De Commissie concludeert dan ook dat ook aan werkgeverszijde
van het bestaan van een objectieve rechtvaardiging voor het
niet mee laten wegen van verzoeksters relevante ervaring, en
derhalve voor haar relatief lage beloning, niet is gebleken.
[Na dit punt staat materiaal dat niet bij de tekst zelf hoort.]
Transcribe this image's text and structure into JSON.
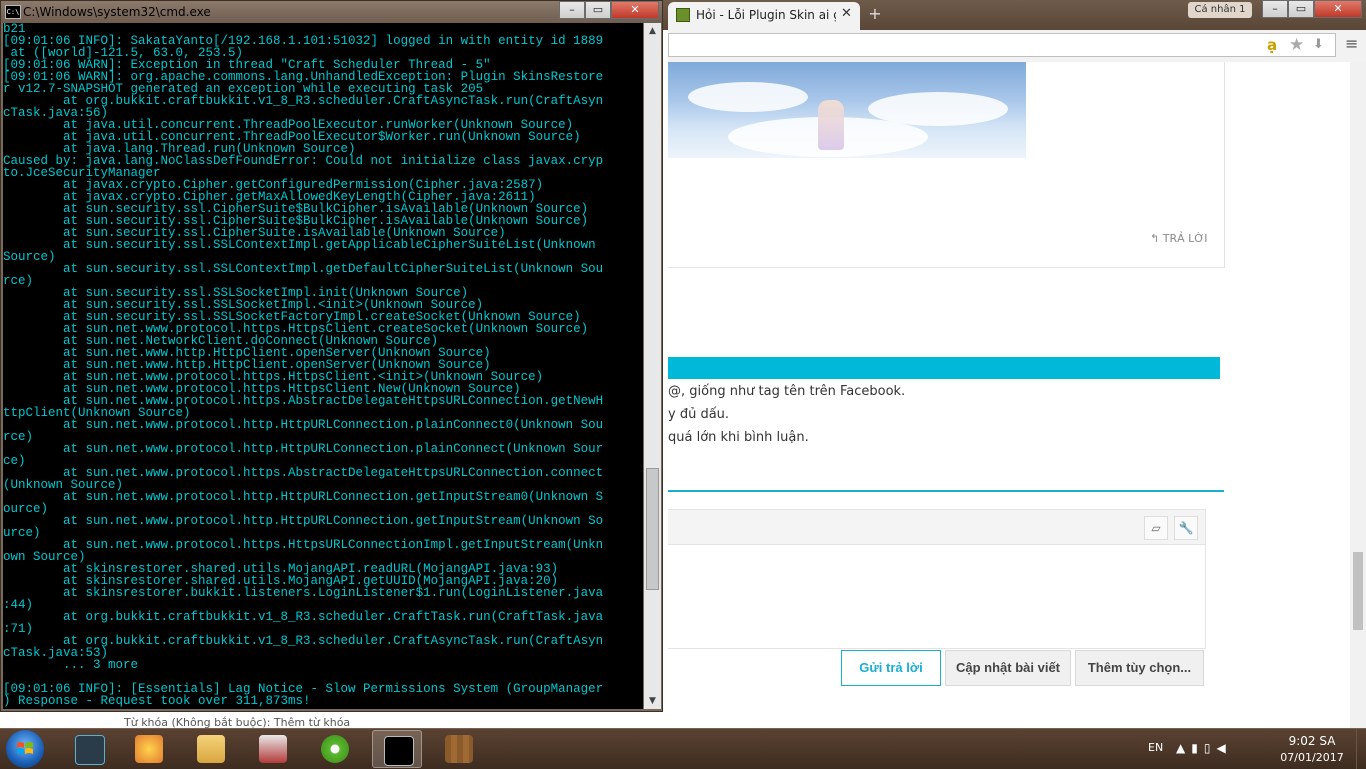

Voor wat betreft verzoeksters verwijzing naar haar voormalige
collega in het speciaal onderwijs die, zonder loopbaanonder-
breking, een hoger salaris verdient, merkt de Commissie het
volgende op.

In de situatie waarin verzoekster bij diezelfde werkgever
arbeid van (ongeveer) gelijke waarde zou verrichten als deze
ex-collega, zou zij in beginsel recht hebben op een gelijke
beloning. Een beloningsverschil in de beginfase van
verzoeksters herintreding zou evenwel verklaard kunnen worden
uit een surplus aan ervaring bij deze collega. Wel ligt het
dan vervolgens op de weg van de werkgever om na verloop van
tijd verzoeksters salaris te heroverwegen en na te gaan of een
beloningsverschil gebaseerd op een verschil in ervaring bij
indiensttreding, nog is gerechtvaardigd. Zoals gezegd,
ontbreekt een dergelijke mogelijkheid tot herziening nu in het
RPBO.

5. HET OORDEEL VAN DE COMMISSIE

De Commissie spreekt als haar oordeel uit dat de

te Amsterdam indirect
onderscheid heeft gemaakt naar geslacht jegens mevrouw

te Ouderkerk aan de Amstel, en daarmee heeft
gehandeld in strijd met artikel 7A:1637ij Burgerlijk Wetboek.

Aldus vastgesteld op 2 december 1992 naar aanleiding van de
behandeling in raadkamer d.d. 25 augustus 1992.

Rechters

mw mr E.F.A. van Buitenen (Kamervoorzitter), mw mrY. Telenga (lid Kamer), mw mr C.E. van Vleuten (lid Kamer), mwdrs C.M. Sjerps (secretaris).